Her mind wandered back to their time together in South Africa while she thought of what she’d tell him. She smiled before she could stop herself.
“Ora? Are you all right?” He touched her shoulder.
She shook her head trying to clear it, surprised to see him sitting on the couch with her. “Pardon me?”
“Are you okay?”
“I’m fine, why?”
“You seemed a galaxy awa
y.”
“Oh. Lost in a memory. Sorry.”
“What were you remembering?”
“When we first met,” she replied after a slight hesitation.
Jason smiled. “I thought you were one of the most wonderful women I had ever met. I still do.”
This time, the compliment made her stomach flip. “Thanks.”
“I was so nervous that day at the hospital. The strength of my attraction to you seemed unreal. I didn’t want to make a fool of myself, but somehow, I had to see you again. I didn’t care that you were engaged, I had to get to know you.”
Silence loomed like the aftermath of a sonic boom.
He cleared his throat. “But my favourite memory is the last night when we talked until just before the sun came up. We couldn’t have spent the time any better than we did. I wanted to live in those moments forever.”
The raw emotion in his voice rendered her speechless. The night had replayed itself so much in her mind that she’d been sure the DJ of life did it as a punishment. The moment she’d woken up and seen his peaceful sleeping countenance, she realized she’d fallen in love for the first time in her life with the most amazing man in the world.
“You haven’t answered my question. What happened? We were having such a good time.”
Ora shrugged. “My vacation had ended.”
“But you didn’t stay in contact once you were in Ghana. You dropped me.”

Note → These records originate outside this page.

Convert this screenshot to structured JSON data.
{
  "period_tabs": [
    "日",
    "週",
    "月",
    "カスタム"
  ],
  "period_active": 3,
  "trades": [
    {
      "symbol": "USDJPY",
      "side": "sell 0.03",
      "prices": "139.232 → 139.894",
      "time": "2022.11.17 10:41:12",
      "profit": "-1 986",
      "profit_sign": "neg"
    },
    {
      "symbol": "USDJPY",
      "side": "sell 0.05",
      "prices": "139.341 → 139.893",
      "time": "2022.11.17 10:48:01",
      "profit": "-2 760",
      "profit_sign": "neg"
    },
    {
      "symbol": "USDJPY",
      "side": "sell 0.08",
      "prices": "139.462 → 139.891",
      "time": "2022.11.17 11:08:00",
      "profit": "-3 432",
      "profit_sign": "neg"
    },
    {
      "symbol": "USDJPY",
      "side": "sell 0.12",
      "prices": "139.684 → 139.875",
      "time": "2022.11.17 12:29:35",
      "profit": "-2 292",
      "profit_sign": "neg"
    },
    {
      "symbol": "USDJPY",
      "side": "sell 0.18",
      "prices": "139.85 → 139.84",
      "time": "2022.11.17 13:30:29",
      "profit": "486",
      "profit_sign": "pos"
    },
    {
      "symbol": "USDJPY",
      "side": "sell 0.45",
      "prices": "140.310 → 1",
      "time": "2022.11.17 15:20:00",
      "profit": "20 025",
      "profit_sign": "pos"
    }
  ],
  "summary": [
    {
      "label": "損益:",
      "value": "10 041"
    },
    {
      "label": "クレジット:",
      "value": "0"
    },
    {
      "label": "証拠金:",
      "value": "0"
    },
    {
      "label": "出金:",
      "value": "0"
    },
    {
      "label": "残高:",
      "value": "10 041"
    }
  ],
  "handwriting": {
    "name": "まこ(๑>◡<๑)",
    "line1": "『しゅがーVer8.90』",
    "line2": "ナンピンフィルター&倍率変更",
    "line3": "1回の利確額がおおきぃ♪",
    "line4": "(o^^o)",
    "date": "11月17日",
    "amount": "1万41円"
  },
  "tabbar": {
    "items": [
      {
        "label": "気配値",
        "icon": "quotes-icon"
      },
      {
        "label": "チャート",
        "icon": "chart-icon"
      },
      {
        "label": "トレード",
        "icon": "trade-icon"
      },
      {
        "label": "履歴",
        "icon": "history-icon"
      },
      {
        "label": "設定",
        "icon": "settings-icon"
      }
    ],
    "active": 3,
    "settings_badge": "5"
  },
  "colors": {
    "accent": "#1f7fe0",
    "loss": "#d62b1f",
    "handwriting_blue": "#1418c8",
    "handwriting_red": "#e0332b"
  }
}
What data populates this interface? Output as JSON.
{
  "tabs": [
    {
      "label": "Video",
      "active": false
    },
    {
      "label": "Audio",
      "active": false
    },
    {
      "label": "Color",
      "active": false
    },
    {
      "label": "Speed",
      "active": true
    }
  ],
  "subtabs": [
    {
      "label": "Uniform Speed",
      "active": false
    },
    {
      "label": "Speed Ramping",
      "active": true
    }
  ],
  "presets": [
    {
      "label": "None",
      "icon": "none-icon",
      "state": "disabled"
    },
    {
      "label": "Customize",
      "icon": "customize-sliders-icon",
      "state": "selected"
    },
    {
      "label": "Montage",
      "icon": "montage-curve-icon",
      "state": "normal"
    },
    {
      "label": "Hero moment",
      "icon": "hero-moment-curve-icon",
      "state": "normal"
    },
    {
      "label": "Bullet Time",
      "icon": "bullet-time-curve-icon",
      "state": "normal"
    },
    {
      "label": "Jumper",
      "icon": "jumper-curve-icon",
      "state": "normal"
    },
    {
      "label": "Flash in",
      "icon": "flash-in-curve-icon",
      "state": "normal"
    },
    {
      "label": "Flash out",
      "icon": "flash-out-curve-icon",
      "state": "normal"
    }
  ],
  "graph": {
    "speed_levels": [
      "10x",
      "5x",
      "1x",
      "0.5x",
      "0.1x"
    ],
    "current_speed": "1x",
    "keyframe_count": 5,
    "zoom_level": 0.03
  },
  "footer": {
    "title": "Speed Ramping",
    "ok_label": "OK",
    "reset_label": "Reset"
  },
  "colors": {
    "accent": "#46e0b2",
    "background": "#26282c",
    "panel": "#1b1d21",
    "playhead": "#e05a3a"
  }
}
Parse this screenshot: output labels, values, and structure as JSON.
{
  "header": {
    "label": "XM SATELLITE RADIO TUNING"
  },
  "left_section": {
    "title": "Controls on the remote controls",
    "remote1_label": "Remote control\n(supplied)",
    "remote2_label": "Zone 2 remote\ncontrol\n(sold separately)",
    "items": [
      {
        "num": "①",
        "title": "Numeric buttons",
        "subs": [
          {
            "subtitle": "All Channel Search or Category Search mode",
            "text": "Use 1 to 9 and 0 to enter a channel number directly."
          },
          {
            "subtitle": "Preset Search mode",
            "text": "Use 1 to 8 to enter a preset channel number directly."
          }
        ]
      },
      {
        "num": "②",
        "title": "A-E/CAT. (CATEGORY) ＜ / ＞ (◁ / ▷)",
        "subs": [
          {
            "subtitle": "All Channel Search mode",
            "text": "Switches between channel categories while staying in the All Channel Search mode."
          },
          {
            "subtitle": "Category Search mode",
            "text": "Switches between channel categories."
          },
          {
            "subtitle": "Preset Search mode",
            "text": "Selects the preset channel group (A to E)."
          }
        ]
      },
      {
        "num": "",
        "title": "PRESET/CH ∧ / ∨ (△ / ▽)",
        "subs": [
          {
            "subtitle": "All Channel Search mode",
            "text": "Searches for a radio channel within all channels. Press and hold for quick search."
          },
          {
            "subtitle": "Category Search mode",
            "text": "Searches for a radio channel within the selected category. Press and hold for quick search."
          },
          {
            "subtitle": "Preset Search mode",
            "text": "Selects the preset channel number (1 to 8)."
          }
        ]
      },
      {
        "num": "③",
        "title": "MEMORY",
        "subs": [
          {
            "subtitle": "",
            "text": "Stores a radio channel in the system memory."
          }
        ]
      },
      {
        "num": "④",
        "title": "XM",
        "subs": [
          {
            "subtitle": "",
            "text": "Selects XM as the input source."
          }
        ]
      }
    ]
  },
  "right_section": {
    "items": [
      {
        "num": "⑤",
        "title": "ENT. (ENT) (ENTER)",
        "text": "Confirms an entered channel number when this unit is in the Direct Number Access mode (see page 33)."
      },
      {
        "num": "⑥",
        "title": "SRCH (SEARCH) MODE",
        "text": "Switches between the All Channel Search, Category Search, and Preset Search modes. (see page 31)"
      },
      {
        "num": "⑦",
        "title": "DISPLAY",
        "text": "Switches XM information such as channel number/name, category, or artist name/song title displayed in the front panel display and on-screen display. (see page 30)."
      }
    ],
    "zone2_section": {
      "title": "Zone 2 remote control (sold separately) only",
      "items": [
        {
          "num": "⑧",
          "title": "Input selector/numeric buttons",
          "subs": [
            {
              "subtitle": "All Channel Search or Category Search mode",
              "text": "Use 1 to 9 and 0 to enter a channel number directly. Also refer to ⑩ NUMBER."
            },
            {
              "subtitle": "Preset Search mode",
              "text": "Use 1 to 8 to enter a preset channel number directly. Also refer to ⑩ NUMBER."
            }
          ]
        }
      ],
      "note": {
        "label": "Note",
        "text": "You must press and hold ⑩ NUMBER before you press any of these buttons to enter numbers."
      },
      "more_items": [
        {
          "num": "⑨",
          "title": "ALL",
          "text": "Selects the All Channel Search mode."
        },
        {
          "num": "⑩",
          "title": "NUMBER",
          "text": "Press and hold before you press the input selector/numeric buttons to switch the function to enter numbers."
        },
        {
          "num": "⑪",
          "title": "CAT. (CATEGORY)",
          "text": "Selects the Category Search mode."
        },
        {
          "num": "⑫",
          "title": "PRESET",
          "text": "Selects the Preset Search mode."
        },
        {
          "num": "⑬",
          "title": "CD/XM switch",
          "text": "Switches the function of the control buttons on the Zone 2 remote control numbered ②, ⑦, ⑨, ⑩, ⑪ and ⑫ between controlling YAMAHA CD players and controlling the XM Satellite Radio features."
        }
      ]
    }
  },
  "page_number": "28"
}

“The most important thing was me getting on with my life. You knew I had a man waiting for me.” She feared the intensity in his eyes and looked away. Her gaze met one of her favourite paintings, done by a Ghanaian artist, displaying the bliss of a child splashing in the ocean. The painting didn’t bring about the sense of joy it tended to evoke in her. Instead, she wished the sea in the image could swallow up her pain.
“Is this the same man you never married?”
His question hit a nerve.
She stood and walked to the other side of the hall. The world outside the window ceased to exist. She found herself stuck in memories of sadness and regret. “I had to try to make things work with him. He was my fiancé and I had done him a grave injustice by being with you.”